|eventlogging||master||+123 -13||Prefer event capsule defined fields over those found in raw log line|
|Resolved||Ottomata||T159170 Sunset MySQL data store for eventlogging|
|Resolved||Ottomata||T162610 Implement EventLogging Hive refinement|
|Resolved||Ottomata||T178440 Refine should parse user agent field as it is done on refinery pipeline|
|Resolved||Ottomata||T179625 Resolve EventCapsule / MySQL / Hive schema discrepancies|
Since the current code knows nothing about schemas ahead of time, this might be a little difficult.
We could add a pluggable transform step (function) that would map the JSON DataFrame before it is converted to a hive schema and 'refined'.
Perhaps! We could detect the existence of a JSON string in a string field, and auto-parse it as a JSON sub object and use a struct. Since EventLogging Analytics auto converts userAgent into a JSON string, this would cause the userAgent field in Hive to be transformed into a struct.

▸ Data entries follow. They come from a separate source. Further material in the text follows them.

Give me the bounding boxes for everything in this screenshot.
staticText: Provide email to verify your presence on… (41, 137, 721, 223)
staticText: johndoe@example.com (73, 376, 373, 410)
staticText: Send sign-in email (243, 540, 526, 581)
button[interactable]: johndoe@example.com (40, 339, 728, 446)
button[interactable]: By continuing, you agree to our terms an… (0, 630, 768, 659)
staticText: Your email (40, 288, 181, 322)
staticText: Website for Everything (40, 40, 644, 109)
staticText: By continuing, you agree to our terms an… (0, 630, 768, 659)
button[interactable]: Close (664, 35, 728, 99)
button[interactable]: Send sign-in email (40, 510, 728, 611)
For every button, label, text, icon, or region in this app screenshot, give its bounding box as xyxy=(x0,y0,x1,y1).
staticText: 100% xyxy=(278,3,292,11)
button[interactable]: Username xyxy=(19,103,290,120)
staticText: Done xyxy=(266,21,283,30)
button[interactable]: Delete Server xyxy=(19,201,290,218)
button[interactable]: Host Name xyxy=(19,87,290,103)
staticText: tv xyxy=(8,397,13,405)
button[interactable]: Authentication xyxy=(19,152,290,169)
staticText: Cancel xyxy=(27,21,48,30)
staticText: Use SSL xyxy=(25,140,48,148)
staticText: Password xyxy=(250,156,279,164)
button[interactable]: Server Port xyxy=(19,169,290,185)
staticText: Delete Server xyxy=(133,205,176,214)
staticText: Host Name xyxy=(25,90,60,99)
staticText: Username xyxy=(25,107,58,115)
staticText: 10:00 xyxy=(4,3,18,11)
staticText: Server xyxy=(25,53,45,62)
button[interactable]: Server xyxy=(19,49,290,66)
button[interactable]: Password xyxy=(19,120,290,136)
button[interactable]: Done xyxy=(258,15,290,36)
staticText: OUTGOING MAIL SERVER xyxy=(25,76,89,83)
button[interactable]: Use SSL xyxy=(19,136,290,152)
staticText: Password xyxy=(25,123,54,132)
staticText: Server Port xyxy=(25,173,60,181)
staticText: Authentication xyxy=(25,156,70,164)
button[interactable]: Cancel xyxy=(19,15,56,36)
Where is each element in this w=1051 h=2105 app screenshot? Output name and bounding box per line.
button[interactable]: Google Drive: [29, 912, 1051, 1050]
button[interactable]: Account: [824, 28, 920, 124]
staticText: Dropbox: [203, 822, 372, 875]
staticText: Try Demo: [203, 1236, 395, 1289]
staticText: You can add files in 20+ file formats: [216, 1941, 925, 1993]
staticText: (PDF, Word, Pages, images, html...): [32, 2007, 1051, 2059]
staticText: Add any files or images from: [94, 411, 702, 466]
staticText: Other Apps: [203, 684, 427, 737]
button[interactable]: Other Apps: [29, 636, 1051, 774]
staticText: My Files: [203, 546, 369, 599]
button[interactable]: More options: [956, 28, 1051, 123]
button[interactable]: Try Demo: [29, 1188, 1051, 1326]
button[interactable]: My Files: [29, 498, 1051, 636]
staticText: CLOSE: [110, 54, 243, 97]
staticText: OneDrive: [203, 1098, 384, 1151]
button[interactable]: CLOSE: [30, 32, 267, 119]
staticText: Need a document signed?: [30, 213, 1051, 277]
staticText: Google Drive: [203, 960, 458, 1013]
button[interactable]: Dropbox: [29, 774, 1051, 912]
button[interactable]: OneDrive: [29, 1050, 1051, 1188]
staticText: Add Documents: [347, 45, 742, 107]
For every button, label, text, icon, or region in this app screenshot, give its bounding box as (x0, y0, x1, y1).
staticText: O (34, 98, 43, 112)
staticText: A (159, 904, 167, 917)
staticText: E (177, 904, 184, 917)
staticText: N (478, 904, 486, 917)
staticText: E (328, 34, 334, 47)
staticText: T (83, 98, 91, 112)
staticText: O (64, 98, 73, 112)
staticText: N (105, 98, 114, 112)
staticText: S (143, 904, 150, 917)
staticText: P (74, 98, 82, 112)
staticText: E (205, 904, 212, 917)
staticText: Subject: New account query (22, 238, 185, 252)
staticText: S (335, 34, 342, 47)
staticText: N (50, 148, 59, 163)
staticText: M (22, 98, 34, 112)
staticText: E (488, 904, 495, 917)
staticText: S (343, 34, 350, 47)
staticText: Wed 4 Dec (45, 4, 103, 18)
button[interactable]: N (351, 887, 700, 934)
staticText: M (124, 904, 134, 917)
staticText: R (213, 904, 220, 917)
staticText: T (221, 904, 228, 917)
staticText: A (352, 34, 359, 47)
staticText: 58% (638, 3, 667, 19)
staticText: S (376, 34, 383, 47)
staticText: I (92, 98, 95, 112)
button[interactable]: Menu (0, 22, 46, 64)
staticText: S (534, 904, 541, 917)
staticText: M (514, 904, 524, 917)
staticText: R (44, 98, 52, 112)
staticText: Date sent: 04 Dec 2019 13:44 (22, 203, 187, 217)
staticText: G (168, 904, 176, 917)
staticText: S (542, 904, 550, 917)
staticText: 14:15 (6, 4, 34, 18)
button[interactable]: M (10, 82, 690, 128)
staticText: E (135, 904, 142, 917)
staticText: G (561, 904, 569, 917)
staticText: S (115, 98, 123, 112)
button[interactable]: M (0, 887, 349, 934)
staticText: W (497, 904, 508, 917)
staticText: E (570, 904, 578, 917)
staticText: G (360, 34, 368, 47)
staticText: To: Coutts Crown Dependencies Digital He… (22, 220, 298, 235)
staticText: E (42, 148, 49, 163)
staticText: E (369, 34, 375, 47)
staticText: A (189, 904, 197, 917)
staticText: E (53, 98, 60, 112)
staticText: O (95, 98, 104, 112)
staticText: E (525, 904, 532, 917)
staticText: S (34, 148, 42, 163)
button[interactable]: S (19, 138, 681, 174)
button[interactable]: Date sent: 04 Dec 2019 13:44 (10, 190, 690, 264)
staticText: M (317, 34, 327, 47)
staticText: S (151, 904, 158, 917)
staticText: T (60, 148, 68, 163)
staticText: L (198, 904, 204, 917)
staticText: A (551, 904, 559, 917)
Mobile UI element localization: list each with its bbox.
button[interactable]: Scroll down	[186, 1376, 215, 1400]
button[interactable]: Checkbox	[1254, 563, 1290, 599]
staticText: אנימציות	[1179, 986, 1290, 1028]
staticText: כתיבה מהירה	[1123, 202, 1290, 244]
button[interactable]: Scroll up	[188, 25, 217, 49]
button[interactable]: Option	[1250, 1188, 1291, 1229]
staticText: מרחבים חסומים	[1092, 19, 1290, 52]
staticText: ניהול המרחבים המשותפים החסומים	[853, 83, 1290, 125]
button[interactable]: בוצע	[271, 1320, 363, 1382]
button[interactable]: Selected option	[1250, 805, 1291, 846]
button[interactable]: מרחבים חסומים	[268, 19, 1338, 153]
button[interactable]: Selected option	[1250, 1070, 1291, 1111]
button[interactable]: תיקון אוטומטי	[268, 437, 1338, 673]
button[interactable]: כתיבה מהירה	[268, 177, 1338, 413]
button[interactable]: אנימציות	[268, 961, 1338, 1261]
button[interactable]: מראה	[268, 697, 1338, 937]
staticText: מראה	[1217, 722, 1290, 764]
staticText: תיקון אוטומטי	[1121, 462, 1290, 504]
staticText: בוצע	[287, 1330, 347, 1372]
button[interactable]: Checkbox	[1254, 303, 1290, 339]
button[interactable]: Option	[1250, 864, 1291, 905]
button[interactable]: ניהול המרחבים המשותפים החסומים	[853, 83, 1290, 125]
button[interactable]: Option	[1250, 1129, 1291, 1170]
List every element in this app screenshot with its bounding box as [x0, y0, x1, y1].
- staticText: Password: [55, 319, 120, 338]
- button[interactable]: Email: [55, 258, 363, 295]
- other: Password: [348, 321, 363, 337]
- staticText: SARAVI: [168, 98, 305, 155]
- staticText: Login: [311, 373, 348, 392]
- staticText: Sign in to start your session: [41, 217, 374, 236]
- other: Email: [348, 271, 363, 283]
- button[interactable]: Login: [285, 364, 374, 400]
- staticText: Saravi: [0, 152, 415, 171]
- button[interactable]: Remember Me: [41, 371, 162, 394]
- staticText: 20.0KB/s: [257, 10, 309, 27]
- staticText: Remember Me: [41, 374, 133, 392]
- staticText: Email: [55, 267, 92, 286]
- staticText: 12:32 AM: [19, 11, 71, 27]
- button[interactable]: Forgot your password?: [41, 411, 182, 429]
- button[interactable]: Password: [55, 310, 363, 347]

Or, we could just leave this as is. The data in userAgent is sanitized and is queryable via Hive JSON function.
hive (otto_json_refine_test)> select json_tuple(userAgent, 'browser_family', 'browser_major') from centralnoticebannerhistory where year='2017' and month='8' and day='11' limit 4; OK c0 c1 Chrome 60 Chrome 59 Chrome 60 Safari 10
Doesn't seem that json-tuple is that friendly on a where clause right? I just cannot get it to work in something like:
select json_tuple(userAgent, 'browser_family', 'browser_major') from centralnoticebannerhistory h, lateral view json_tuple(userAgent, 'browser_family', 'browser_major) as ua bf, bm where year='2017' and month='8' and day='11' and bm like '55' limit 4
Yeah a little nasty.
It'd be better to do this in EventLogging processor or something though. We're already parsing the user agent into a JSON string there. The only reason we didn't turn it into an object was for compatibility with existing MySQL table varchar userAgent fields.
I'm already going to have to do some custom tranformation to solve T179540, perhaps we can just take the userAgent dict and serialize that to a JSON string before inserting into MySQL too.